EDM4hep Live Notes
==================

Date: April 20, 2021
Indico: https://indico.cern.ch/event/1030566/
This is a document for taking notes during EDM4hep meetings.

Connected: Benedikt, Teng, Tao, Andre, Thomas, Frank, Wenxing, Sang Hyun,
Birgit, Graeme (until 9:30), Placido, Clement, Jiaheng, Gerri

Apologies: Valentin,

## Introduction and General Points

* podio vCHEP submission accepted for plenary presentation
*

## Progress and Discussion

### Schema Evolution discussion

- Version for object descriptions, etc.
- issue: https://github.com/AIDASoft/podio/issues/86
- See slides

* Question 1: which use cases?
    * Dropping Members?
        * LCIO: was not allowed, only adding

    * Reading old files with new code, or also new files with old code?
        * Only compatibility with old files, not the other way

    * LCIO Experience: Sometimes changed numerical precision (e.g., int to long).

    * Root IO can do some "schema evolution"
        * Hook function to do anything one wants
            * Details?
    * only support up-to changing of meaning of parameters (e.g., cartesian to polar coordinates (point Q1.6))
    
    * No merging or splitting of datatypes

    * Changing from one-to-one to one-to-many relations?
        * Involves multiple datatypes (logically)

* Question 2: Where to put schema evolution
    * Evolve POD buffer?
        * TM: Not all IO libraries can do this
        * BH: can put logic in the POD buffer
    * FG: Example: datatype with energy, add energyError. Then add code getEnergyError that returns 0 if old file, member if there
        * BH: create fixed POD that has energyError=0
        * How to know if member is there?
            * Check against version of edm in the file
            * Would have a "pointer" against the file in the data object(?)
            * Better to hide this in the de-serializer
    * TM: Updating POD also let's the writer be agnostic of different versions
    * All agreed on the POD buffer evolution

* Question 3: Granularity of version tracking
    * Global versioning
    * Book keeping of versions: Need to keep old yaml files around, how?
        a) edm4hep.yaml (newest) <- edm4hep_v1.yaml
        b) edm4hep_v1.yaml, edm4hep_v2.yaml (newest), ...
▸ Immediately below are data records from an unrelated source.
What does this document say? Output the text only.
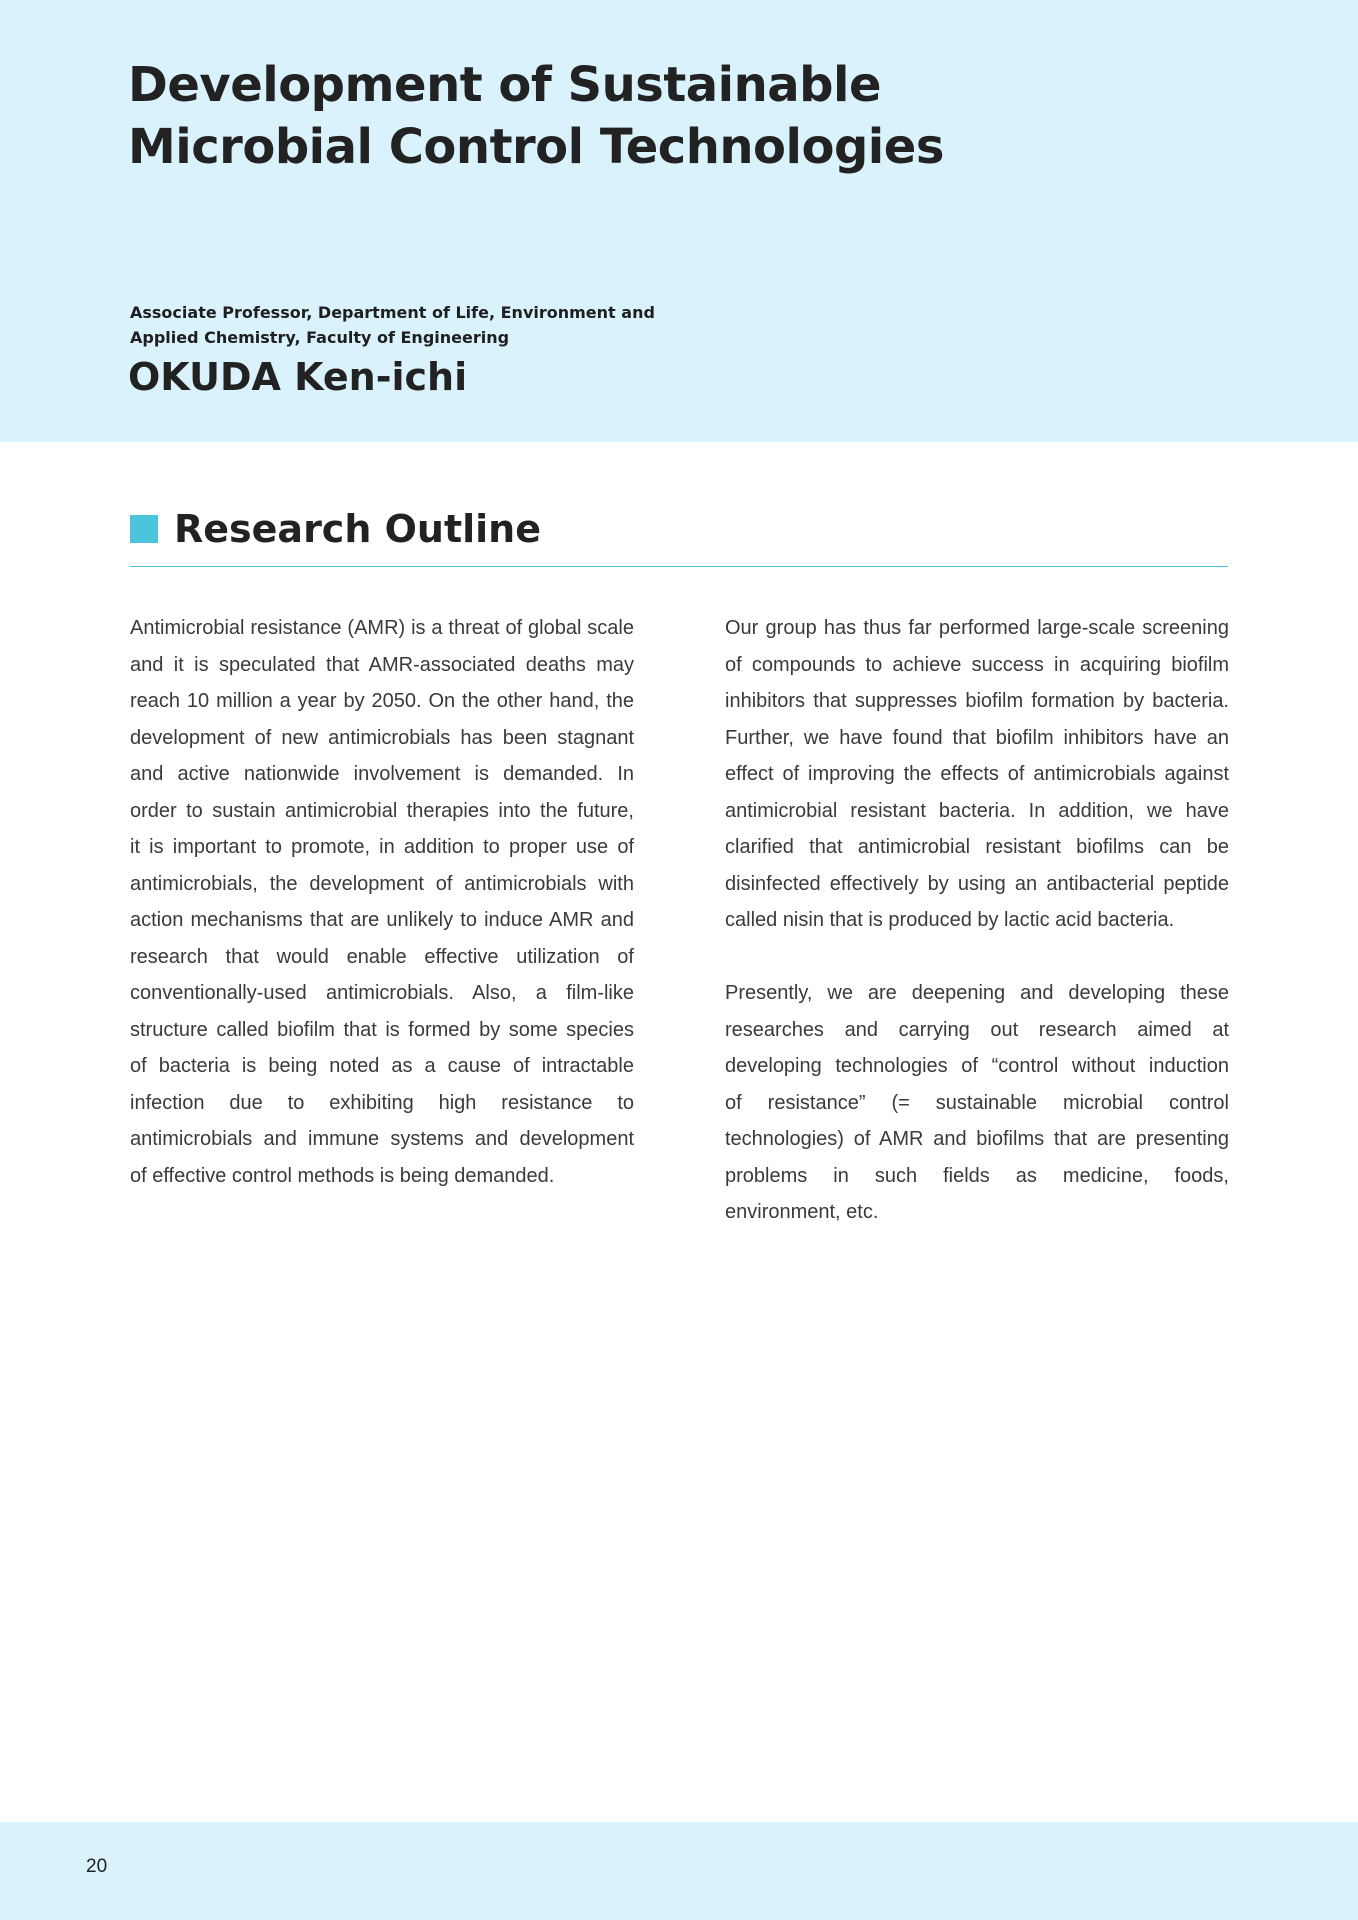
Development of Sustainable
Microbial Control Technologies
Associate Professor, Department of Life, Environment and
Applied Chemistry, Faculty of Engineering
OKUDA Ken-ichi
Research Outline
Antimicrobial resistance (AMR) is a threat of global scale
and it is speculated that AMR-associated deaths may
reach 10 million a year by 2050. On the other hand, the
development of new antimicrobials has been stagnant
and active nationwide involvement is demanded. In
order to sustain antimicrobial therapies into the future,
it is important to promote, in addition to proper use of
antimicrobials, the development of antimicrobials with
action mechanisms that are unlikely to induce AMR and
research that would enable effective utilization of
conventionally-used antimicrobials. Also, a film-like
structure called biofilm that is formed by some species
of bacteria is being noted as a cause of intractable
infection due to exhibiting high resistance to
antimicrobials and immune systems and development
of effective control methods is being demanded.
Our group has thus far performed large-scale screening
of compounds to achieve success in acquiring biofilm
inhibitors that suppresses biofilm formation by bacteria.
Further, we have found that biofilm inhibitors have an
effect of improving the effects of antimicrobials against
antimicrobial resistant bacteria. In addition, we have
clarified that antimicrobial resistant biofilms can be
disinfected effectively by using an antibacterial peptide
called nisin that is produced by lactic acid bacteria.
Presently, we are deepening and developing these
researches and carrying out research aimed at
developing technologies of “control without induction
of resistance” (= sustainable microbial control
technologies) of AMR and biofilms that are presenting
problems in such fields as medicine, foods,
environment, etc.
20
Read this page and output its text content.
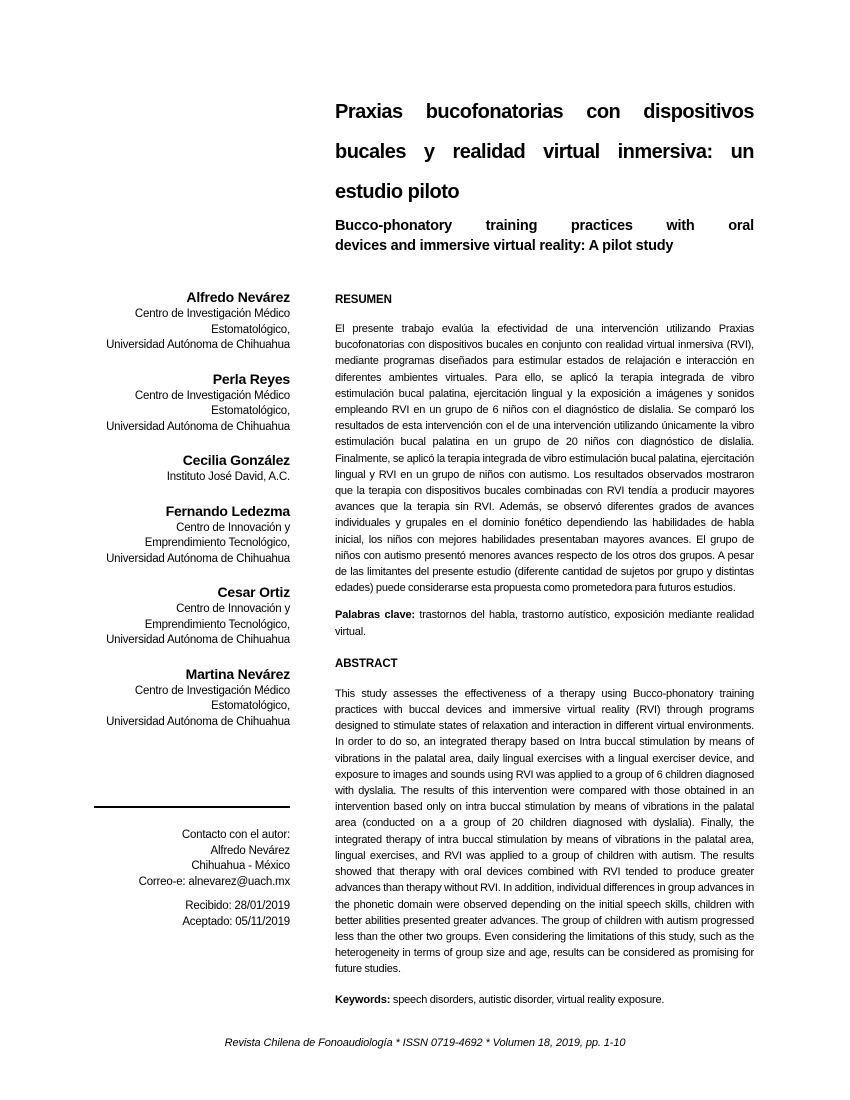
Alfredo Nevárez
Centro de Investigación Médico
Estomatológico,
Universidad Autónoma de Chihuahua
Perla Reyes
Centro de Investigación Médico
Estomatológico,
Universidad Autónoma de Chihuahua
Cecilia González
Instituto José David, A.C.
Fernando Ledezma
Centro de Innovación y
Emprendimiento Tecnológico,
Universidad Autónoma de Chihuahua
Cesar Ortiz
Centro de Innovación y
Emprendimiento Tecnológico,
Universidad Autónoma de Chihuahua
Martina Nevárez
Centro de Investigación Médico
Estomatológico,
Universidad Autónoma de Chihuahua
Contacto con el autor:
Alfredo Nevárez
Chihuahua - México
Correo-e: alnevarez@uach.mx
Recibido: 28/01/2019
Aceptado: 05/11/2019
Praxias bucofonatorias con dispositivos
bucales y realidad virtual inmersiva: un
estudio piloto
Bucco-phonatory training practices with oral
devices and immersive virtual reality: A pilot study
RESUMEN

El presente trabajo evalúa la efectividad de una intervención utilizando Praxias bucofonatorias con dispositivos bucales en conjunto con realidad virtual inmersiva (RVI), mediante programas diseñados para estimular estados de relajación e interacción en diferentes ambientes virtuales. Para ello, se aplicó la terapia integrada de vibro estimulación bucal palatina, ejercitación lingual y la exposición a imágenes y sonidos empleando RVI en un grupo de 6 niños con el diagnóstico de dislalia. Se comparó los resultados de esta intervención con el de una intervención utilizando únicamente la vibro estimulación bucal palatina en un grupo de 20 niños con diagnóstico de dislalia. Finalmente, se aplicó la terapia integrada de vibro estimulación bucal palatina, ejercitación lingual y RVI en un grupo de niños con autismo. Los resultados observados mostraron que la terapia con dispositivos bucales combinadas con RVI tendía a producir mayores avances que la terapia sin RVI. Además, se observó diferentes grados de avances individuales y grupales en el dominio fonético dependiendo las habilidades de habla inicial, los niños con mejores habilidades presentaban mayores avances. El grupo de niños con autismo presentó menores avances respecto de los otros dos grupos. A pesar de las limitantes del presente estudio (diferente cantidad de sujetos por grupo y distintas edades) puede considerarse esta propuesta como prometedora para futuros estudios.

Palabras clave: trastornos del habla, trastorno autístico, exposición mediante realidad virtual.

ABSTRACT

This study assesses the effectiveness of a therapy using Bucco-phonatory training practices with buccal devices and immersive virtual reality (RVI) through programs designed to stimulate states of relaxation and interaction in different virtual environments. In order to do so, an integrated therapy based on Intra buccal stimulation by means of vibrations in the palatal area, daily lingual exercises with a lingual exerciser device, and exposure to images and sounds using RVI was applied to a group of 6 children diagnosed with dyslalia. The results of this intervention were compared with those obtained in an intervention based only on intra buccal stimulation by means of vibrations in the palatal area (conducted on a a group of 20 children diagnosed with dyslalia). Finally, the integrated therapy of intra buccal stimulation by means of vibrations in the palatal area, lingual exercises, and RVI was applied to a group of children with autism. The results showed that therapy with oral devices combined with RVI tended to produce greater advances than therapy without RVI. In addition, individual differences in group advances in the phonetic domain were observed depending on the initial speech skills, children with better abilities presented greater advances. The group of children with autism progressed less than the other two groups. Even considering the limitations of this study, such as the heterogeneity in terms of group size and age, results can be considered as promising for future studies.

Keywords: speech disorders, autistic disorder, virtual reality exposure.

Revista Chilena de Fonoaudiología * ISSN 0719-4692 * Volumen 18, 2019, pp. 1-10
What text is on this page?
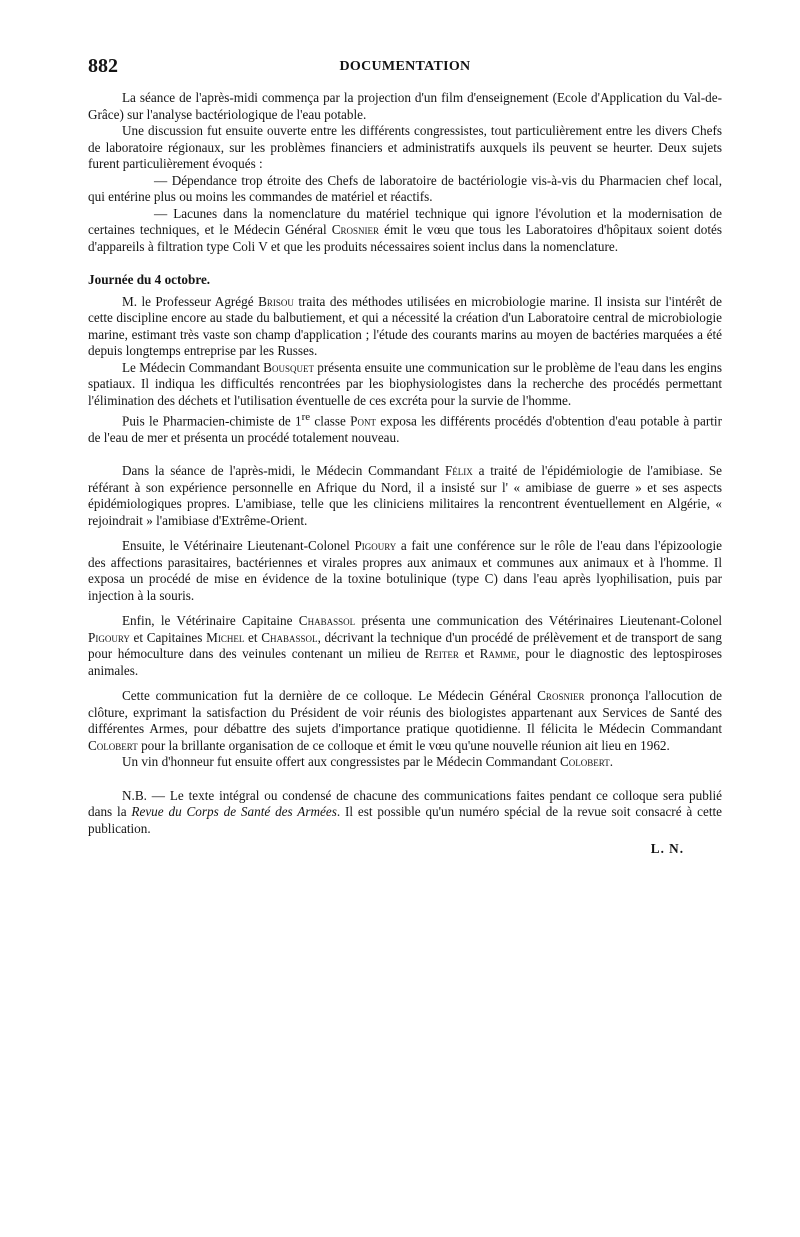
882	DOCUMENTATION

La séance de l'après-midi commença par la projection d'un film d'enseignement (Ecole d'Application du Val-de-Grâce) sur l'analyse bactériologique de l'eau potable.

Une discussion fut ensuite ouverte entre les différents congressistes, tout particulièrement entre les divers Chefs de laboratoire régionaux, sur les problèmes financiers et administratifs auxquels ils peuvent se heurter. Deux sujets furent particulièrement évoqués :

— Dépendance trop étroite des Chefs de laboratoire de bactériologie vis-à-vis du Pharmacien chef local, qui entérine plus ou moins les commandes de matériel et réactifs.

— Lacunes dans la nomenclature du matériel technique qui ignore l'évolution et la modernisation de certaines techniques, et le Médecin Général Crosnier émit le vœu que tous les Laboratoires d'hôpitaux soient dotés d'appareils à filtration type Coli V et que les produits nécessaires soient inclus dans la nomenclature.

Journée du 4 octobre.

M. le Professeur Agrégé Brisou traita des méthodes utilisées en microbiologie marine. Il insista sur l'intérêt de cette discipline encore au stade du balbutiement, et qui a nécessité la création d'un Laboratoire central de microbiologie marine, estimant très vaste son champ d'application ; l'étude des courants marins au moyen de bactéries marquées a été depuis longtemps entreprise par les Russes.

Le Médecin Commandant Bousquet présenta ensuite une communication sur le problème de l'eau dans les engins spatiaux. Il indiqua les difficultés rencontrées par les biophysiologistes dans la recherche des procédés permettant l'élimination des déchets et l'utilisation éventuelle de ces excréta pour la survie de l'homme.

Puis le Pharmacien-chimiste de 1re classe Pont exposa les différents procédés d'obtention d'eau potable à partir de l'eau de mer et présenta un procédé totalement nouveau.

Dans la séance de l'après-midi, le Médecin Commandant Félix a traité de l'épidémiologie de l'amibiase. Se référant à son expérience personnelle en Afrique du Nord, il a insisté sur l' « amibiase de guerre » et ses aspects épidémiologiques propres. L'amibiase, telle que les cliniciens militaires la rencontrent éventuellement en Algérie, « rejoindrait » l'amibiase d'Extrême-Orient.

Ensuite, le Vétérinaire Lieutenant-Colonel Pigoury a fait une conférence sur le rôle de l'eau dans l'épizoologie des affections parasitaires, bactériennes et virales propres aux animaux et communes aux animaux et à l'homme. Il exposa un procédé de mise en évidence de la toxine botulinique (type C) dans l'eau après lyophilisation, puis par injection à la souris.

Enfin, le Vétérinaire Capitaine Chabassol présenta une communication des Vétérinaires Lieutenant-Colonel Pigoury et Capitaines Michel et Chabassol, décrivant la technique d'un procédé de prélèvement et de transport de sang pour hémoculture dans des veinules contenant un milieu de Reiter et Ramme, pour le diagnostic des leptospiroses animales.

Cette communication fut la dernière de ce colloque. Le Médecin Général Crosnier prononça l'allocution de clôture, exprimant la satisfaction du Président de voir réunis des biologistes appartenant aux Services de Santé des différentes Armes, pour débattre des sujets d'importance pratique quotidienne. Il félicita le Médecin Commandant Colobert pour la brillante organisation de ce colloque et émit le vœu qu'une nouvelle réunion ait lieu en 1962.

Un vin d'honneur fut ensuite offert aux congressistes par le Médecin Commandant Colobert.

N.B. — Le texte intégral ou condensé de chacune des communications faites pendant ce colloque sera publié dans la Revue du Corps de Santé des Armées. Il est possible qu'un numéro spécial de la revue soit consacré à cette publication.

L. N.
    * Need to generate the transformation code.
        * Generate transformation to current version instead of chaining transformations
        * Need to allow user code to provide the transformation
        * IO library function that creates new version objects from old version objects

    * Version the EDM independent of the library
        * adding methods doesn't change datamodel, adding members (etc.), does
        * Use something human "sortable" for identifying versions

 

## Podio

### Benchmarking

* Discuss how to integrate with validation in Key4hep

### Issues/PRs

* Fixed width integer types
    * https://github.com/key4hep/EDM4hep/issues/112
    * Needs a bit of adaptation for code generation

* Root performance fixes
    * https://github.com/AIDASoft/podio/pull/180
    * Ready for Review

* Number of fixes [WIP]:
    * https://github.com/AIDASoft/podio/pull/177
    * Not working with ROOT 6.20/04 and older
    * New (stable) pyroot in 6.22 (to be confirmed?)
    * Drop support for older root?

#### Make a tag after all the warnings are fixed

#### Heap-use-after-free

* https://github.com/AIDASoft/podio/issues/174
* Not a problem in frameworks, but if collections used outside of them
* Deep inside the memory management of podio, so not easy to fix
* Happens more often with clang than with gcc, but could be compiler options.
    * Flagged by address-sanitizer
* Maybe requires deep changes. Change for reference counting of object classes.

#### c++ concepts
* BH: add compile time checks for class behaviours: e.g., movable

#### issue w/ ROOT and (vectors of) non-copyable collections
* happens in ROOT 6.22
* PM: there is a patch available in LCG repository
    * ROOT team is working on a general solution

#### What are the different branches in the root file?
* https://github.com/AIDASoft/podio/issues/169
* Encode more information in the _relation_ branch names?
* Related to use in RDataFrame/RNTupe, directly looking at root file content
* Are branch names an implementation detail?
* backward compatibility "Impossible" (?)

#### Schema Evolution
- https://github.com/AIDASoft/podio/issues/86
- Discussion: https://indico.cern.ch/event/1030566/

#### Multi-Threading

#### "event class" in podio

* Currently being perceived

### PRs
* https://github.com/AIDASoft/podio/pulls

### Meta Data

#### Usage of "metadata" for user defined data
* need to check if current implementation addresses all use cases
* need test use-cases

### EventStore

### Features

* Subset collections?

## LCIOConverters
* https://github.com/key4hep/k4LCIOReader

## EDM4hep
https://github.com/key4hep/EDM4hep/pulls

### EDM4hep tools
https://github.com/key4hep/EDM4hep-utils

### Issues

## AOB

### Next meeting:

* May 4, 2021

### TODO

### New tags for k4SimDelphes
* Updated podio
* Updated Delphes version
    * Update spack fork and main spack